Po młodych artystach-grafikach z Warszawy, Gdańska, Wrocławia, Katowic i Poznania tym razem prezentują się wychowankowie ASP im. Władysława Strzemińskiego w Łodzi. Ale także ich profesorowie. Wśród nich m.in. prof. Gabriel Kołat, artysta- grafik, wykładowca Akademii Sztuk Pięknych w Łodzi i Politechniki Łódzkiej, a w tym roku także przewodniczący jury Satyrykonu 2016.

Beata Adamek z Legnickiego Centrum Kultury tak opisała ekspozycję: Wizualizacja danych, plansza z przepisem kulinarnym, ćwiczenia typograficzne, projekty kampanii reklamowych i identyfikacji marki. W przeciwieństwie do zeszłego roku stosunkowo mało plakatu. Ale za to jeden z nich właśnie w Legnicy znamy bardzo dobrze. Oczywiście są i ilustracje, także storyboardy czy najogólniej mówiąc konceptarty. Czy w tym wszystkim mogą się przejawiać skłonności do ostrości? Niekiedy widoczne jak na talerzu (metafora nieprzypadkowa, sporo tu tej tematyki), kiedy indziej głęboko ukryte, wyłaniające się ironicznie spośród szczelin między licznymi i hermetycznymi warstwami.
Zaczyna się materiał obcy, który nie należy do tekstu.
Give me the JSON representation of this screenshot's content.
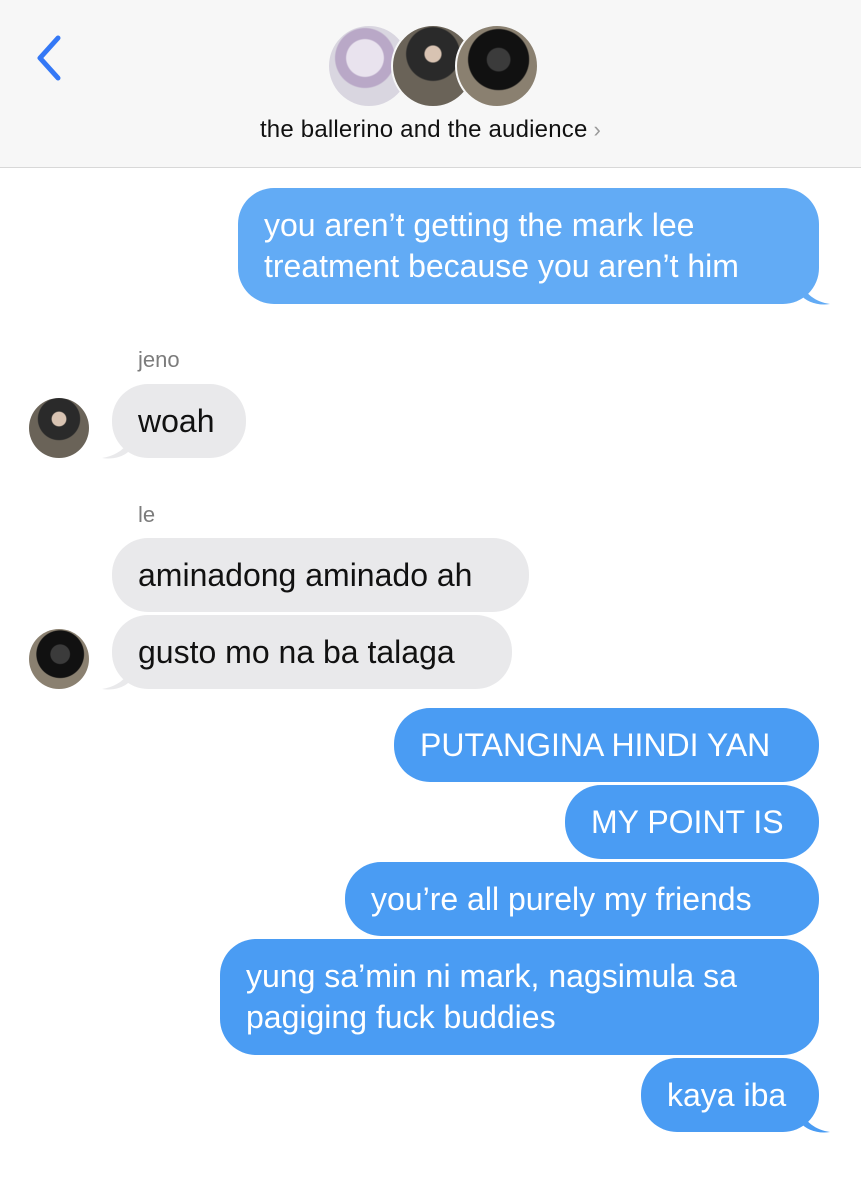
{
  "header": {
    "title": "the ballerino and the audience",
    "avatars": [
      "group-member-avatar-1",
      "group-member-avatar-2",
      "group-member-avatar-3"
    ]
  },
  "messages": {
    "m1": "you aren’t getting the mark lee treatment because you aren’t him",
    "jeno_name": "jeno",
    "m2": "woah",
    "le_name": "le",
    "m3": "aminadong aminado ah",
    "m4": "gusto mo na ba talaga",
    "m5": "PUTANGINA HINDI YAN",
    "m6": "MY POINT IS",
    "m7": "you’re all purely my friends",
    "m8": "yung sa’min ni mark, nagsimula sa pagiging fuck buddies",
    "m9": "kaya iba"
  },
  "colors": {
    "outgoing": "#4a9cf3",
    "outgoing_light": "#62abf5",
    "incoming": "#e9e9eb",
    "back_chevron": "#3478f6",
    "header_bg": "#f7f7f7"
  },
  "icons": {
    "back": "chevron-left-icon",
    "detail": "chevron-right-icon"
  }
}
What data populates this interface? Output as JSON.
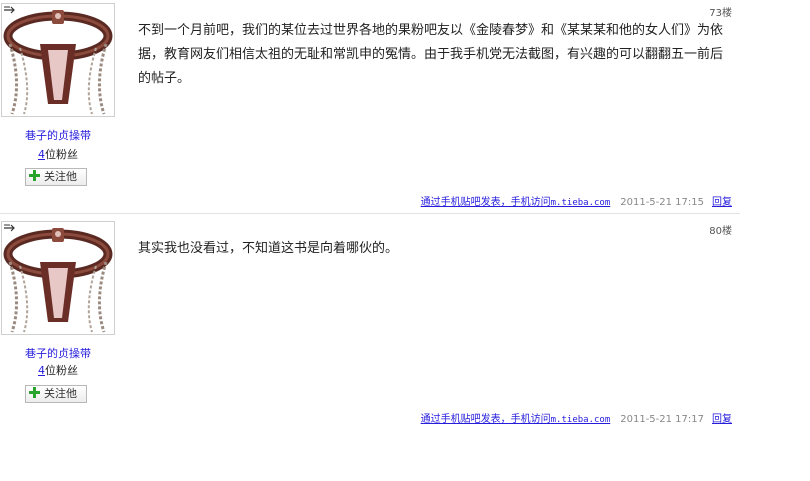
{
  "posts": [
    {
      "floor": "73楼",
      "user": {
        "name": "巷子的贞操带",
        "fans_count": "4",
        "fans_suffix": "位粉丝",
        "follow_label": "关注他"
      },
      "content": "不到一个月前吧，我们的某位去过世界各地的果粉吧友以《金陵春梦》和《某某某和他的女人们》为依据，教育网友们相信太祖的无耻和常凯申的冤情。由于我手机党无法截图，有兴趣的可以翻翻五一前后的帖子。",
      "via_text": "通过手机贴吧发表，手机访问",
      "via_site": "m.tieba.com",
      "time": "2011-5-21 17:15",
      "reply_label": "回复"
    },
    {
      "floor": "80楼",
      "user": {
        "name": "巷子的贞操带",
        "fans_count": "4",
        "fans_suffix": "位粉丝",
        "follow_label": "关注他"
      },
      "content": "其实我也没看过，不知道这书是向着哪伙的。",
      "via_text": "通过手机贴吧发表，手机访问",
      "via_site": "m.tieba.com",
      "time": "2011-5-21 17:17",
      "reply_label": "回复"
    }
  ],
  "colors": {
    "link": "#261cdc",
    "meta_gray": "#888888",
    "plus_green": "#2aa32a"
  }
}
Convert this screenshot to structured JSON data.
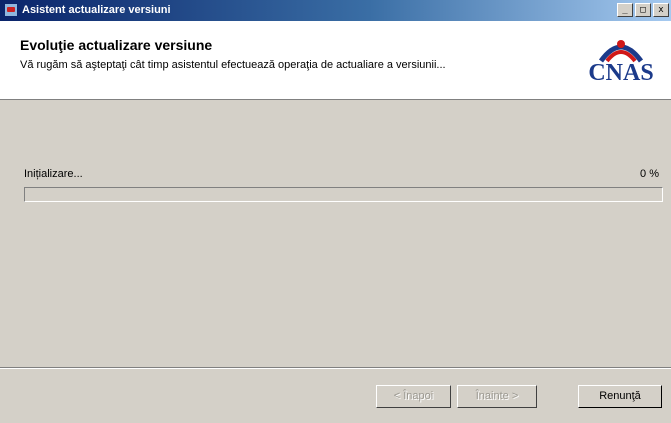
{
  "window": {
    "title": "Asistent actualizare versiuni",
    "controls": {
      "minimize": "_",
      "maximize": "□",
      "close": "x"
    }
  },
  "header": {
    "title": "Evoluţie actualizare versiune",
    "subtitle": "Vă rugăm să aşteptaţi cât timp asistentul efectuează operaţia de actualiare a versiunii...",
    "logo_text": "CNAS",
    "logo_icon": "cnas-logo-icon"
  },
  "progress": {
    "status_text": "Inițializare...",
    "percent_text": "0 %",
    "value": 0
  },
  "buttons": {
    "back": "< Înapoi",
    "next": "Înainte >",
    "cancel": "Renunţă"
  },
  "colors": {
    "titlebar_start": "#0a246a",
    "titlebar_end": "#a6caf0",
    "logo_blue": "#1b3a8a",
    "logo_red": "#d01818",
    "dialog_bg": "#d4d0c8"
  }
}
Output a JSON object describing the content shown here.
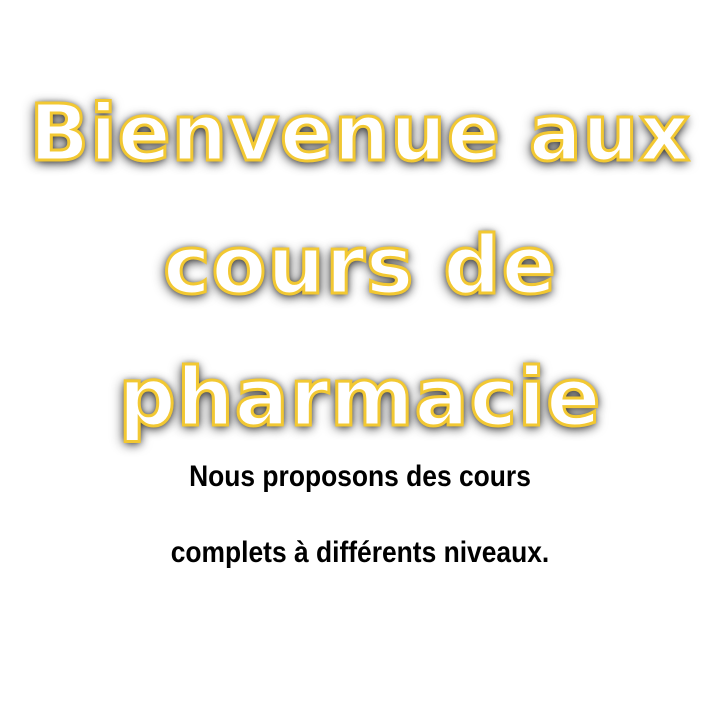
{
  "headline": {
    "lines": [
      "Bienvenue aux",
      "cours de",
      "pharmacie"
    ],
    "fill_color": "#ffffff",
    "outline_color": "#f2c832"
  },
  "subtitle": {
    "lines": [
      "Nous proposons des cours",
      "complets à différents niveaux."
    ],
    "color": "#000000"
  },
  "background_color": "#ffffff"
}
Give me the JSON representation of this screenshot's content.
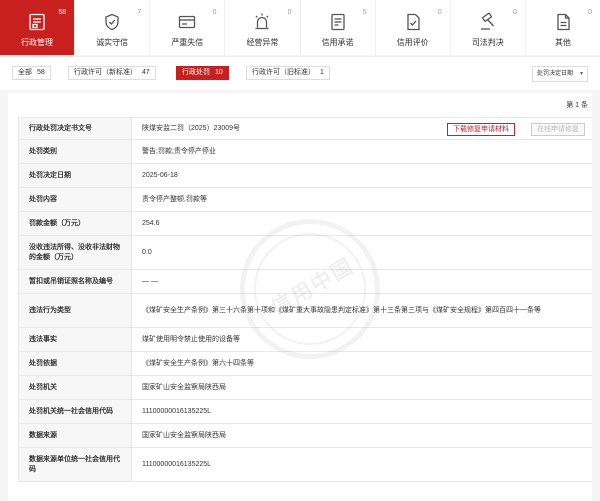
{
  "tabs": [
    {
      "label": "行政管理",
      "count": "58",
      "icon": "admin-icon",
      "active": true
    },
    {
      "label": "诚实守信",
      "count": "7",
      "icon": "trust-shield-icon"
    },
    {
      "label": "严重失信",
      "count": "0",
      "icon": "dishonesty-card-icon"
    },
    {
      "label": "经营异常",
      "count": "0",
      "icon": "alarm-light-icon"
    },
    {
      "label": "信用承诺",
      "count": "5",
      "icon": "commitment-doc-icon"
    },
    {
      "label": "信用评价",
      "count": "0",
      "icon": "evaluation-doc-icon"
    },
    {
      "label": "司法判决",
      "count": "0",
      "icon": "gavel-icon"
    },
    {
      "label": "其他",
      "count": "0",
      "icon": "other-icon"
    }
  ],
  "filters": [
    {
      "label": "全部",
      "count": "58"
    },
    {
      "label": "行政许可（新标准）",
      "count": "47"
    },
    {
      "label": "行政处罚",
      "count": "10",
      "active": true
    },
    {
      "label": "行政许可（旧标准）",
      "count": "1"
    }
  ],
  "sort_select": {
    "value": "处罚决定日期"
  },
  "page_count": "第 1 条",
  "buttons": {
    "download": "下载修复申请材料",
    "online": "在线申请修复"
  },
  "watermark": "信用中国",
  "records": [
    {
      "key": "行政处罚决定书文号",
      "value": "陕煤安监二罚（2025）23009号"
    },
    {
      "key": "处罚类别",
      "value": "警告;罚款;责令停产停业"
    },
    {
      "key": "处罚决定日期",
      "value": "2025-06-18"
    },
    {
      "key": "处罚内容",
      "value": "责令停产整顿,罚款等"
    },
    {
      "key": "罚款金额（万元）",
      "value": "254.6"
    },
    {
      "key": "没收违法所得、没收非法财物的金额（万元）",
      "value": "0.0"
    },
    {
      "key": "暂扣或吊销证照名称及编号",
      "value": "— —"
    },
    {
      "key": "违法行为类型",
      "value": "《煤矿安全生产条例》第三十六条第十项和《煤矿重大事故隐患判定标准》第十三条第三项与《煤矿安全规程》第四百四十一条等"
    },
    {
      "key": "违法事实",
      "value": "煤矿使用明令禁止使用的设备等"
    },
    {
      "key": "处罚依据",
      "value": "《煤矿安全生产条例》第六十四条等"
    },
    {
      "key": "处罚机关",
      "value": "国家矿山安全监察局陕西局"
    },
    {
      "key": "处罚机关统一社会信用代码",
      "value": "11100000016135225L"
    },
    {
      "key": "数据来源",
      "value": "国家矿山安全监察局陕西局"
    },
    {
      "key": "数据来源单位统一社会信用代码",
      "value": "11100000016135225L"
    }
  ],
  "colors": {
    "accent": "#c8201f",
    "key_bg": "#f7f7f7",
    "border": "#e8e8e8"
  }
}
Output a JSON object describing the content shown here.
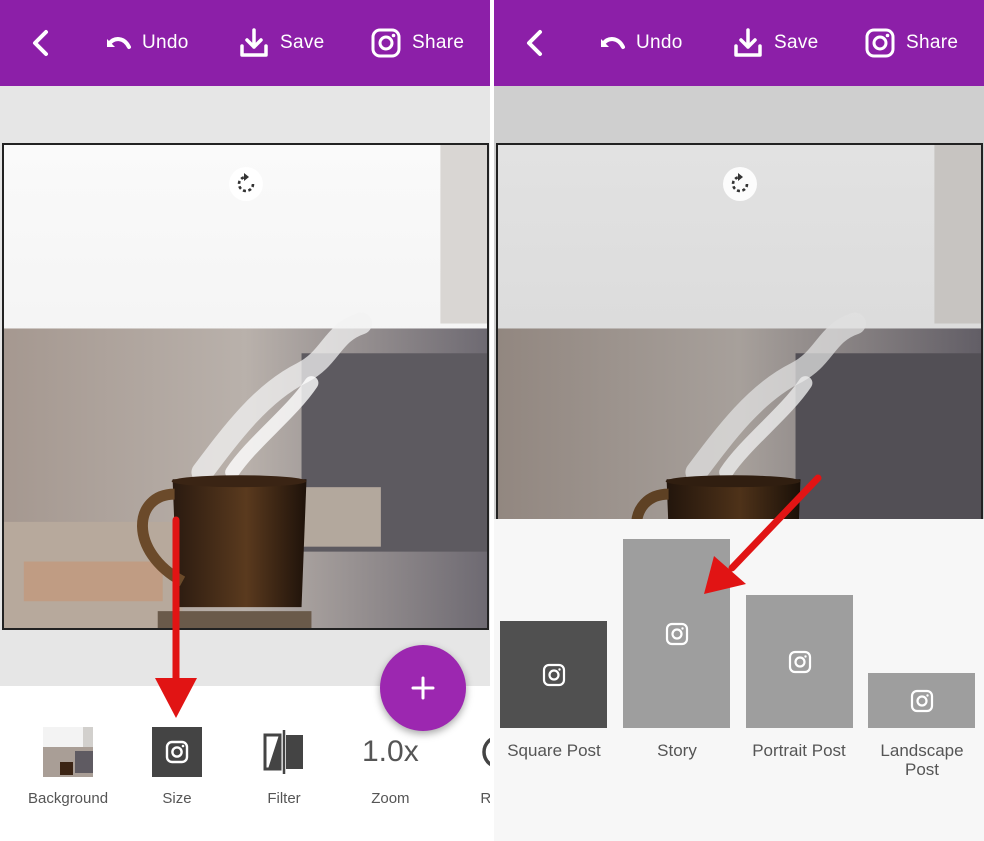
{
  "toolbar": {
    "back_icon": "chevron-left-icon",
    "undo_label": "Undo",
    "save_label": "Save",
    "share_label": "Share",
    "bar_color": "#8c1fa8"
  },
  "bottom_tools": {
    "background_label": "Background",
    "size_label": "Size",
    "filter_label": "Filter",
    "zoom_value": "1.0x",
    "zoom_label": "Zoom",
    "rotate_label": "Rot"
  },
  "fab": {
    "icon": "plus-icon",
    "color": "#9c27b0"
  },
  "size_options": {
    "square_label": "Square Post",
    "story_label": "Story",
    "portrait_label": "Portrait Post",
    "landscape_label": "Landscape Post"
  },
  "annotations": {
    "arrow_color": "#e11414"
  }
}
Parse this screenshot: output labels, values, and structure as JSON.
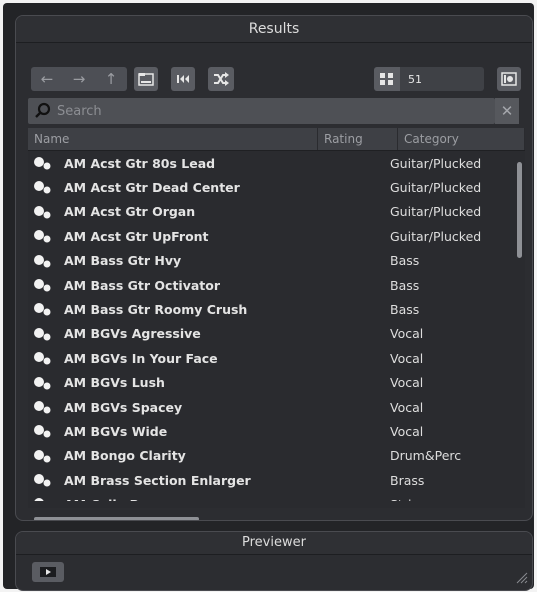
{
  "results": {
    "title": "Results"
  },
  "toolbar": {
    "back_icon": "arrow-left-icon",
    "forward_icon": "arrow-right-icon",
    "up_icon": "arrow-up-icon",
    "count": "51"
  },
  "search": {
    "placeholder": "Search",
    "value": ""
  },
  "table": {
    "columns": [
      "Name",
      "Rating",
      "Category"
    ],
    "rows": [
      {
        "name": "AM Acst Gtr 80s Lead",
        "category": "Guitar/Plucked"
      },
      {
        "name": "AM Acst Gtr Dead Center",
        "category": "Guitar/Plucked"
      },
      {
        "name": "AM Acst Gtr Organ",
        "category": "Guitar/Plucked"
      },
      {
        "name": "AM Acst Gtr UpFront",
        "category": "Guitar/Plucked"
      },
      {
        "name": "AM Bass Gtr Hvy",
        "category": "Bass"
      },
      {
        "name": "AM Bass Gtr Octivator",
        "category": "Bass"
      },
      {
        "name": "AM Bass Gtr Roomy Crush",
        "category": "Bass"
      },
      {
        "name": "AM BGVs Agressive",
        "category": "Vocal"
      },
      {
        "name": "AM BGVs In Your Face",
        "category": "Vocal"
      },
      {
        "name": "AM BGVs Lush",
        "category": "Vocal"
      },
      {
        "name": "AM BGVs Spacey",
        "category": "Vocal"
      },
      {
        "name": "AM BGVs Wide",
        "category": "Vocal"
      },
      {
        "name": "AM Bongo Clarity",
        "category": "Drum&Perc"
      },
      {
        "name": "AM Brass Section Enlarger",
        "category": "Brass"
      },
      {
        "name": "AM Cello Bow",
        "category": "Strings"
      }
    ]
  },
  "previewer": {
    "title": "Previewer"
  }
}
Czy np. w przypadku komercyjnego projektu muszą być jedynie teoretyczną studencką zabawą? Prywatnym mrugnięciem oka, szczątkowo przemyconym, albo które całkiem zniknie nim rzecz wejdzie w fazę realizacji? "Niska cena - adekwatna jakość!" A może właśnie wręcz przeciwnie? Jedno jest pewne, w tej różnorodności każdy ma szansę znaleźć coś dla siebie. Wiele pozostaje tajemnicą.

„Skłonności…” prezentowane są w Legnicy już po raz szósty. Znajdziemy tu kilka świetnych plakatów, trochę równie znakomitego liternictwa, czy zabawne (i ostre) wizualizacje ważnych dla człowieka statystyk. Ale jest też rysunek, malarstwo, ilustracja, grafika warsztatowa, a także coś, z czym wcześniej nie mieliśmy do czynienia – komiks i preprodukcja filmów - storyboardy i konceptarty. I jak zwykle przy takich okazjach jedni zwrócą uwagę na satyryczne ostrze prac, inni na ich walory warsztatowe i artystyczne. Bo wielkie jest na wystawie materii, stylów i technik plastycznych pomieszanie.